The curvature index quantifies the local curvature properties of nodes in a network [2]. It is defined based on the Euler characteristic \(χ(G)\) of a graph \(G\), given by
\[
χ(G) = \sum_{k=0}^{N-1} (-1)^k v_k,
\]
where \(v_k\) denotes the number of \((k{+}1)\)-cliques in \(G\). The curvature \(K(i)\) at node \(i\) is then defined as
\[
K(i) = \sum_{k=0}^{N-1} (-1)^k \frac{V_{k-1}(i)}{k+1},
\]
where \(V_k(i)\) represents the number of \((k{+}1)\)-cliques incident to node \(i\).
According to the discrete Gauss-Bonnet theorem [3], the Euler characteristic of a graph equals the sum of the curvatures of all its nodes, i.e.,
\[
χ(G) = \sum_{i=1}^{N} K(i).
\]
A truncated version of the curvature index, where the summation is limited to simplices of dimension \(d \leq 2\) (i.e., cliques of size up to three), was proposed by Wu et al. [4] to reduce computational complexity while retaining essential geometric information.

References

[1] Shvydun, S. (2025). Zoo of Centralities: Encyclopedia of Node Metrics in Complex Networks. arXiv: 2511.05122 https://doi.org/10.48550/arXiv.2511.05122
[2] Knill, O. (2012). On index expectation and curvature for networks. arXiv preprint arXiv:1202.4514. doi: 10.48550/arXiv.1202.4514.
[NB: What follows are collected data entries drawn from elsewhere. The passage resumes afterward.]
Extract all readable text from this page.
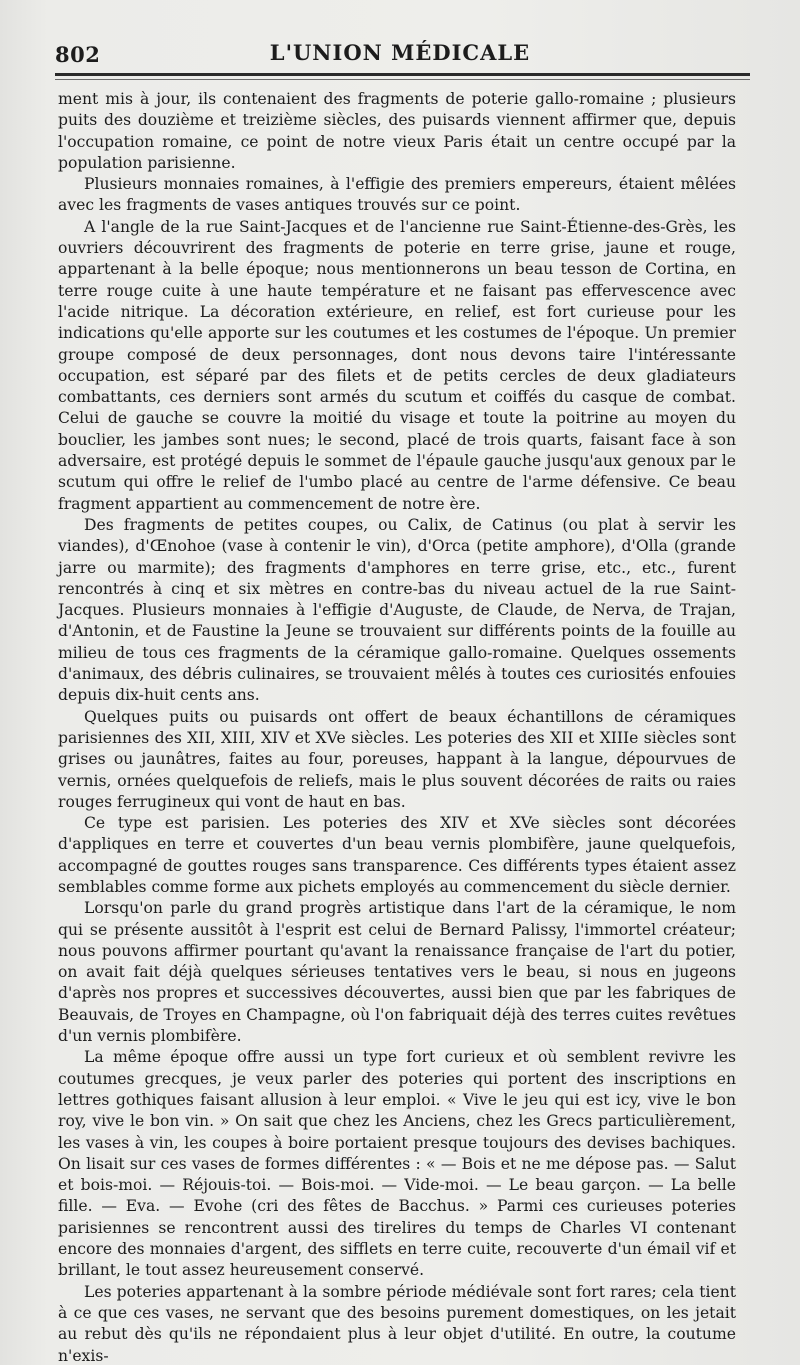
802	L'UNION MÉDICALE

ment mis à jour, ils contenaient des fragments de poterie gallo-romaine ; plusieurs puits des douzième et treizième siècles, des puisards viennent affirmer que, depuis l'occupation romaine, ce point de notre vieux Paris était un centre occupé par la population parisienne.

Plusieurs monnaies romaines, à l'effigie des premiers empereurs, étaient mêlées avec les fragments de vases antiques trouvés sur ce point.

A l'angle de la rue Saint-Jacques et de l'ancienne rue Saint-Étienne-des-Grès, les ouvriers découvrirent des fragments de poterie en terre grise, jaune et rouge, appartenant à la belle époque; nous mentionnerons un beau tesson de Cortina, en terre rouge cuite à une haute température et ne faisant pas effervescence avec l'acide nitrique. La décoration extérieure, en relief, est fort curieuse pour les indications qu'elle apporte sur les coutumes et les costumes de l'époque. Un premier groupe composé de deux personnages, dont nous devons taire l'intéressante occupation, est séparé par des filets et de petits cercles de deux gladiateurs combattants, ces derniers sont armés du scutum et coiffés du casque de combat. Celui de gauche se couvre la moitié du visage et toute la poitrine au moyen du bouclier, les jambes sont nues; le second, placé de trois quarts, faisant face à son adversaire, est protégé depuis le sommet de l'épaule gauche jusqu'aux genoux par le scutum qui offre le relief de l'umbo placé au centre de l'arme défensive. Ce beau fragment appartient au commencement de notre ère.

Des fragments de petites coupes, ou Calix, de Catinus (ou plat à servir les viandes), d'Œnohoe (vase à contenir le vin), d'Orca (petite amphore), d'Olla (grande jarre ou marmite); des fragments d'amphores en terre grise, etc., etc., furent rencontrés à cinq et six mètres en contre-bas du niveau actuel de la rue Saint-Jacques. Plusieurs monnaies à l'effigie d'Auguste, de Claude, de Nerva, de Trajan, d'Antonin, et de Faustine la Jeune se trouvaient sur différents points de la fouille au milieu de tous ces fragments de la céramique gallo-romaine. Quelques ossements d'animaux, des débris culinaires, se trouvaient mêlés à toutes ces curiosités enfouies depuis dix-huit cents ans.

Quelques puits ou puisards ont offert de beaux échantillons de céramiques parisiennes des XII, XIII, XIV et XVe siècles. Les poteries des XII et XIIIe siècles sont grises ou jaunâtres, faites au four, poreuses, happant à la langue, dépourvues de vernis, ornées quelquefois de reliefs, mais le plus souvent décorées de raits ou raies rouges ferrugineux qui vont de haut en bas.

Ce type est parisien. Les poteries des XIV et XVe siècles sont décorées d'appliques en terre et couvertes d'un beau vernis plombifère, jaune quelquefois, accompagné de gouttes rouges sans transparence. Ces différents types étaient assez semblables comme forme aux pichets employés au commencement du siècle dernier.

Lorsqu'on parle du grand progrès artistique dans l'art de la céramique, le nom qui se présente aussitôt à l'esprit est celui de Bernard Palissy, l'immortel créateur; nous pouvons affirmer pourtant qu'avant la renaissance française de l'art du potier, on avait fait déjà quelques sérieuses tentatives vers le beau, si nous en jugeons d'après nos propres et successives découvertes, aussi bien que par les fabriques de Beauvais, de Troyes en Champagne, où l'on fabriquait déjà des terres cuites revêtues d'un vernis plombifère.

La même époque offre aussi un type fort curieux et où semblent revivre les coutumes grecques, je veux parler des poteries qui portent des inscriptions en lettres gothiques faisant allusion à leur emploi. « Vive le jeu qui est icy, vive le bon roy, vive le bon vin. » On sait que chez les Anciens, chez les Grecs particulièrement, les vases à vin, les coupes à boire portaient presque toujours des devises bachiques. On lisait sur ces vases de formes différentes : « — Bois et ne me dépose pas. — Salut et bois-moi. — Réjouis-toi. — Bois-moi. — Vide-moi. — Le beau garçon. — La belle fille. — Eva. — Evohe (cri des fêtes de Bacchus. » Parmi ces curieuses poteries parisiennes se rencontrent aussi des tirelires du temps de Charles VI contenant encore des monnaies d'argent, des sifflets en terre cuite, recouverte d'un émail vif et brillant, le tout assez heureusement conservé.

Les poteries appartenant à la sombre période médiévale sont fort rares; cela tient à ce que ces vases, ne servant que des besoins purement domestiques, on les jetait au rebut dès qu'ils ne répondaient plus à leur objet d'utilité. En outre, la coutume n'exis-
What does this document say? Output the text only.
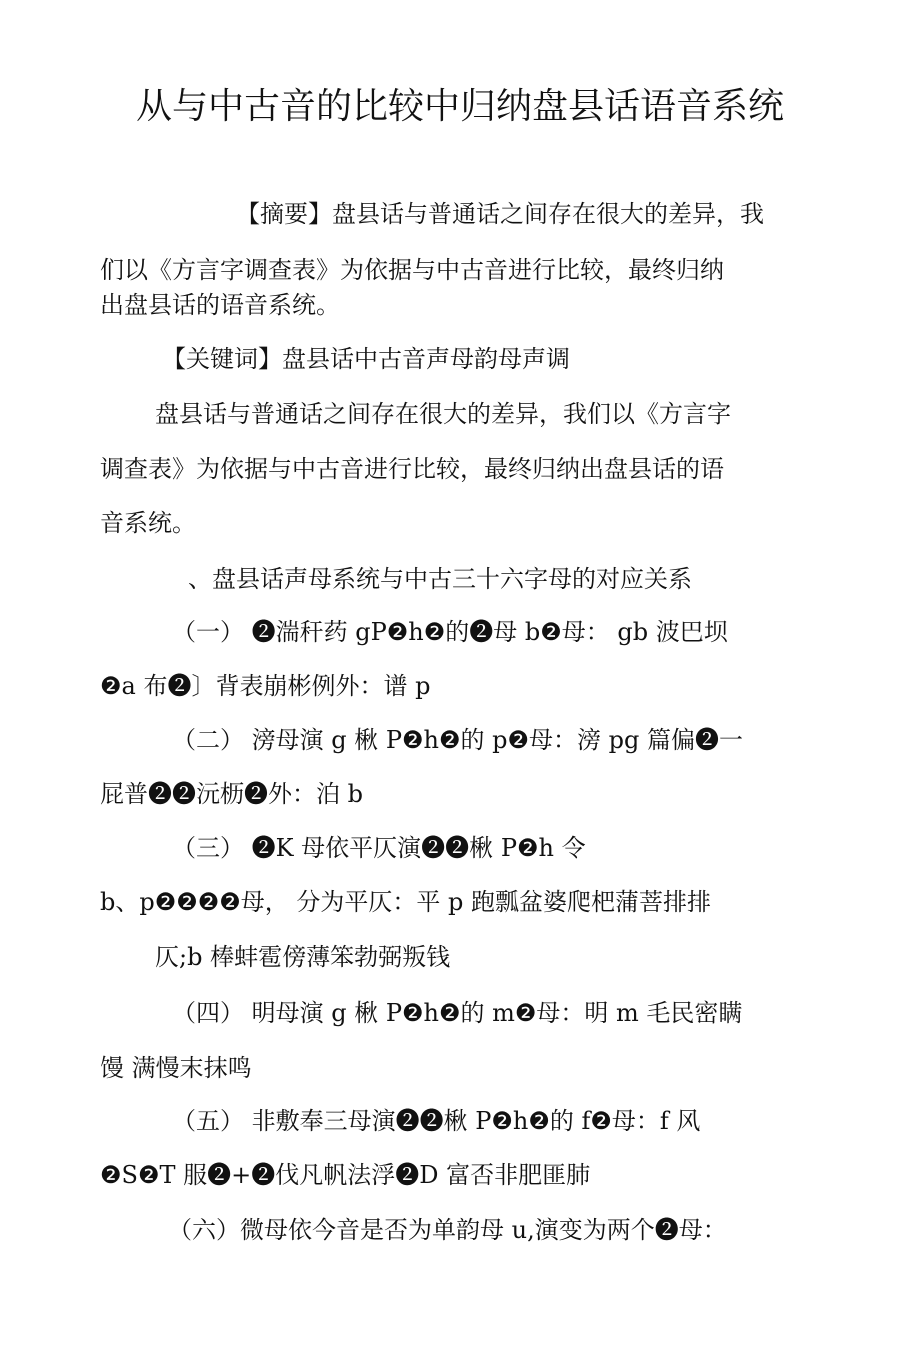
从与中古音的比较中归纳盘县话语音系统

【摘要】盘县话与普通话之间存在很大的差异，我

们以《方言字调查表》为依据与中古音进行比较，最终归纳

出盘县话的语音系统。

【关键词】盘县话中古音声母韵母声调

盘县话与普通话之间存在很大的差异，我们以《方言字

调查表》为依据与中古音进行比较，最终归纳出盘县话的语

音系统。

、盘县话声母系统与中古三十六字母的对应关系

（一） ❷湍秆药 gP❷h❷的❷母 b❷母： gb 波巴坝

❷a 布❷〕背表崩彬例外：谱 p

（二） 滂母演 g 楸 P❷h❷的 p❷母：滂 pg 篇偏❷一

屁普❷❷沅枥❷外：泊 b

（三） ❷K 母依平仄演❷❷楸 P❷h 令

b、p❷❷❷❷母， 分为平仄：平 p 跑瓢盆婆爬杷蒲菩排排

仄;b 棒蚌雹傍薄笨勃弼叛钱

（四） 明母演 g 楸 P❷h❷的 m❷母：明 m 毛民密瞒

馒 满慢末抹鸣

（五） 非敷奉三母演❷❷楸 P❷h❷的 f❷母：f 风

❷S❷T 服❷+❷伐凡帆法浮❷D 富否非肥匪肺

（六）微母依今音是否为单韵母 u,演变为两个❷母：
[3] Knill, O. (2011). A graph theoretical Gauss-Bonnet-Chern theorem. arXiv preprint arXiv:1111.5395. doi: 10.48550/arXiv.1111.5395.
[4] Wu, Z., Menichetti, G., Rahmede, C., & Bianconi, G. (2015). Emergent complex network geometry. Scientific reports, 5(1), 10073. doi: 10.1038/srep10073.